En el disco Within the realm of a dying sun, de la banda australiana Dead can dance, vuelve a surgir esa ilusión en la que la música construye una atmósfera tan envolvente y cargada de sensaciones que te transporta a un cementerio abandonado en medio del bosque —uno de esos que sólo  conoces por viejas fotografías— cubierto de musgo, donde el aire parece estancado y cada sonido resuena como un eco de algo olvidado. Escuché el disco sin haber visto la portada y efectivamente, es una fotografía de la tumba familiar de François-Vincent Raspail en el cementerio de Père-Lachaise en París y sobra decir que aunque. este cementerio no está en un bosque, tiene tanta vegetación que lo convierte en un lugar tenebroso.“A forest”, del disco Seventeen seconds de The cure, es un claro ejemplo de cómo la música puede crear escenas complejas en la imaginación, aunque esta canción, tal vez, sin la letra, no generaría la fantasía completa.
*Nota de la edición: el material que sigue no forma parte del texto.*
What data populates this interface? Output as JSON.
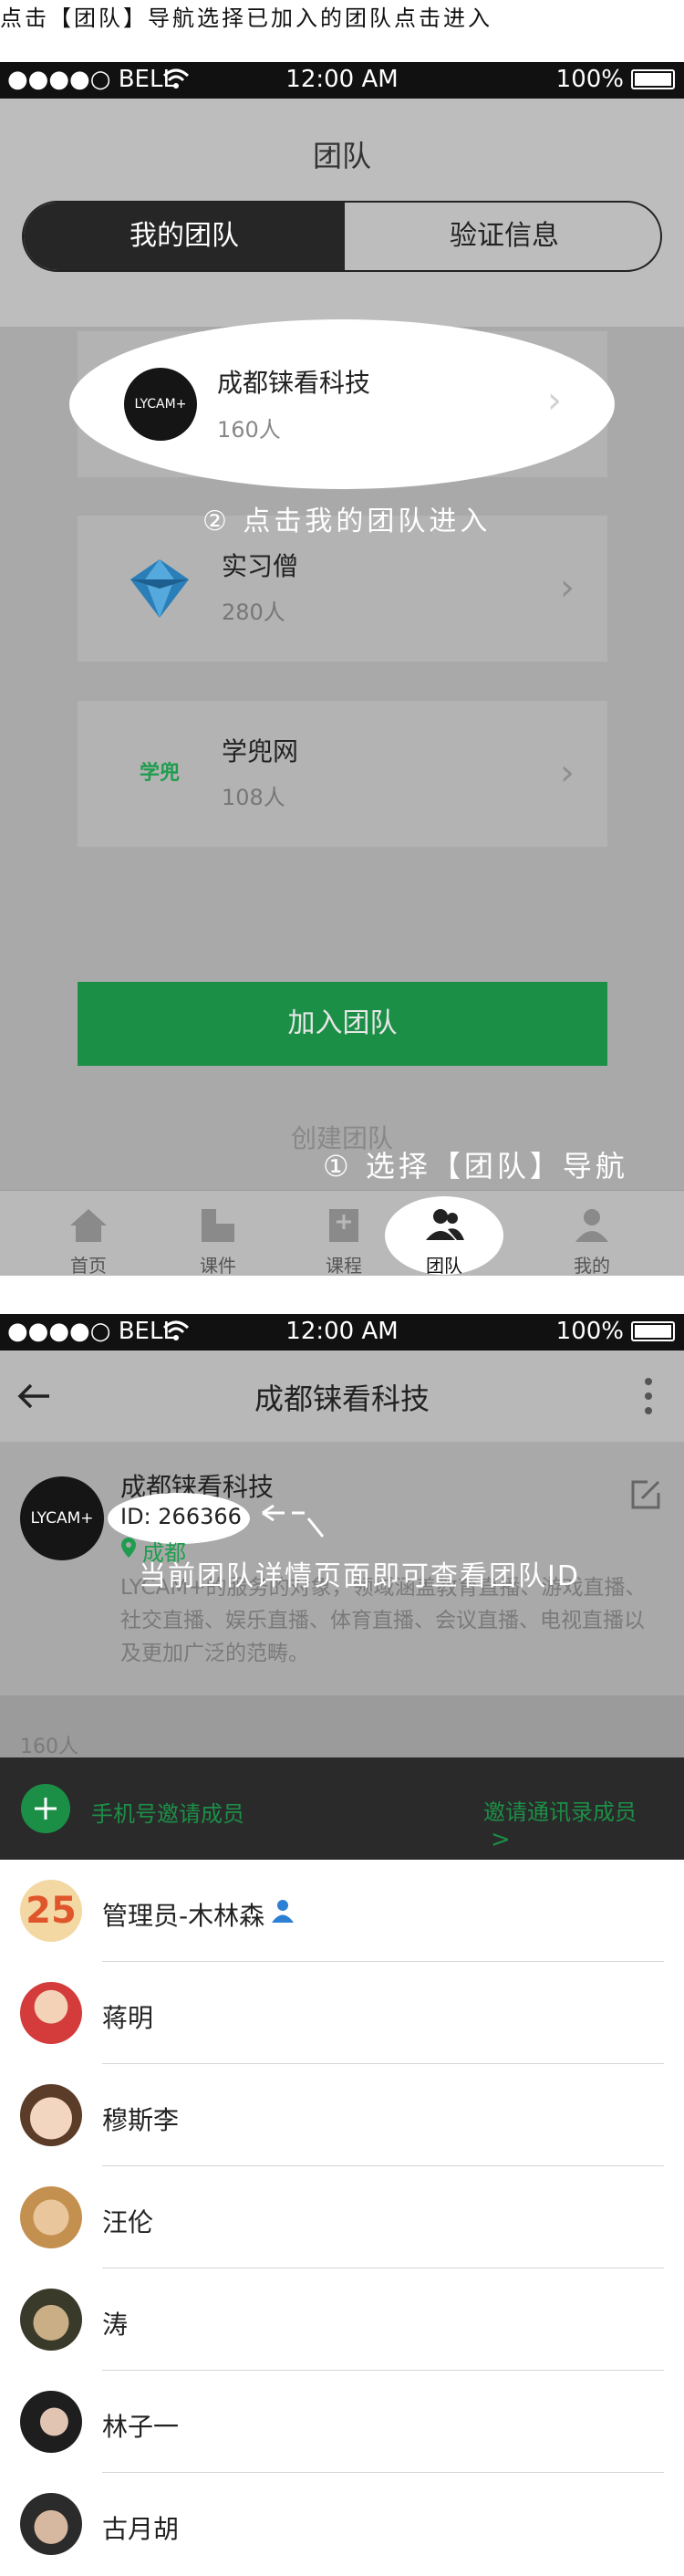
{
  "caption_top": "点击【团队】导航选择已加入的团队点击进入",
  "statusbar": {
    "carrier": "●●●●○ BELL",
    "time": "12:00 AM",
    "battery": "100%"
  },
  "screen1": {
    "title": "团队",
    "segment": {
      "left": "我的团队",
      "right": "验证信息"
    },
    "teams": [
      {
        "name": "成都铼看科技",
        "count": "160人",
        "logo_text": "LYCAM+"
      },
      {
        "name": "实习僧",
        "count": "280人"
      },
      {
        "name": "学兜网",
        "count": "108人",
        "logo_text": "学兜"
      }
    ],
    "annotation_2": "② 点击我的团队进入",
    "join_button": "加入团队",
    "create_link": "创建团队",
    "annotation_1": "① 选择【团队】导航",
    "tabbar": [
      {
        "label": "首页",
        "icon": "home-icon"
      },
      {
        "label": "课件",
        "icon": "courseware-icon"
      },
      {
        "label": "课程",
        "icon": "course-icon"
      },
      {
        "label": "团队",
        "icon": "team-icon"
      },
      {
        "label": "我的",
        "icon": "profile-icon"
      }
    ]
  },
  "screen2": {
    "title": "成都铼看科技",
    "team": {
      "name": "成都铼看科技",
      "id": "ID: 266366",
      "location": "成都",
      "logo_text": "LYCAM+",
      "description": "LYCAM+的服务的对象，领域涵盖教育直播、游戏直播、社交直播、娱乐直播、体育直播、会议直播、电视直播以及更加广泛的范畴。"
    },
    "annotation_3": "当前团队详情页面即可查看团队ID",
    "member_count": "160人",
    "invite_phone": "手机号邀请成员",
    "invite_contacts": "邀请通讯录成员",
    "members": [
      {
        "name": "管理员-木林森",
        "admin": true
      },
      {
        "name": "蒋明"
      },
      {
        "name": "穆斯李"
      },
      {
        "name": "汪伦"
      },
      {
        "name": "涛"
      },
      {
        "name": "林子一"
      },
      {
        "name": "古月胡"
      }
    ],
    "colors": {
      "green": "#1f9d4f",
      "dark_bar": "#2a2a2a"
    }
  }
}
La voz juega un papel importante: las repeticiones de algunas palabras son lo que refuerza la fantasía, como cuando repite “again and again and again” y de pronto estás ahí, perdido en el bosque, corriendo sin rumbo, mientras todo gira a tu alrededor. 
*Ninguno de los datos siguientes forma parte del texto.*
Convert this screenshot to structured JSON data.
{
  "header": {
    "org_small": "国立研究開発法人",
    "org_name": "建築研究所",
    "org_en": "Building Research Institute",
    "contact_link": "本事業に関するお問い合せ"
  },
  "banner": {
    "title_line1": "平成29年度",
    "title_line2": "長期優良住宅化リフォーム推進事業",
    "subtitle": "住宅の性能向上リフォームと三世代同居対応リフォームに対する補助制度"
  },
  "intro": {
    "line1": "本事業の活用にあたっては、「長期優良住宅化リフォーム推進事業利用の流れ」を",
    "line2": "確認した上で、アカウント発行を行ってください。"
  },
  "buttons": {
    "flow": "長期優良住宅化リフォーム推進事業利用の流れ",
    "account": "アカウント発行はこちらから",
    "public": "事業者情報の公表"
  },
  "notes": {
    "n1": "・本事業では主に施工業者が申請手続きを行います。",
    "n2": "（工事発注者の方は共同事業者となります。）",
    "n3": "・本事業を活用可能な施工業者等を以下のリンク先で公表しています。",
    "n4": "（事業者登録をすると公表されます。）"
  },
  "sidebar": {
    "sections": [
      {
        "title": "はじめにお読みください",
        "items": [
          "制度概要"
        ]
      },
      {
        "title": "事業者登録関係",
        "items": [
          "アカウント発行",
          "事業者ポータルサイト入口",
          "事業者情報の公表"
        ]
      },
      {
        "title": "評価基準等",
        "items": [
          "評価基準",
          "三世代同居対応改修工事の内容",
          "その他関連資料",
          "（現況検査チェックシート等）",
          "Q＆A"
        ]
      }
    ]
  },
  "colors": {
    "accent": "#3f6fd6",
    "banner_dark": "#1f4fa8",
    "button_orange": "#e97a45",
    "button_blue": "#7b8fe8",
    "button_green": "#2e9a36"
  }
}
Pero no solo grupos que tocan dream pop o dark wave son capaces de construir estos ambientes, el grupo mexicano Porter es un claro ejemplo. En su primer álbum, Atemahawke, tienen dos temas que reflejan a la perfección esa sensación de estar en un lugar que, por su propia naturaleza, resulta peligroso. En el track 1 “El túnel” se escucha el sonido del agua caer en lo que podría ser un pasadizo dentro de una cueva, es inquietante: el lugar es muy oscuro, sofocante y no se sabe qué se puede encontrar ahí dentro. En “Bailando con mi virginidad”, aunque no se está al aire libre, sino dentro de un edificio de departamentos, hasta antes de que Juan Son empiece a cantar, el ambiente es completamente tenso, sabes que algo va a pasar, que algo se aproxima o que vas a encontrar algo desagradable. Para quienes han leído los cuentos que se incluyen en el booklet del CD, esta canción musicaliza la historia de “Morgan”, la mujer pulpo que vive en el piso 113.En la playlist que acompaña este número de El Nahual Errante hemos creado —o al menos lo intentamos— un paseo sonoro que va desde el sueño plácido en un campo lleno de flores hasta la pesadilla en la que caminas en círculos por un bosque del que no puedes escapar.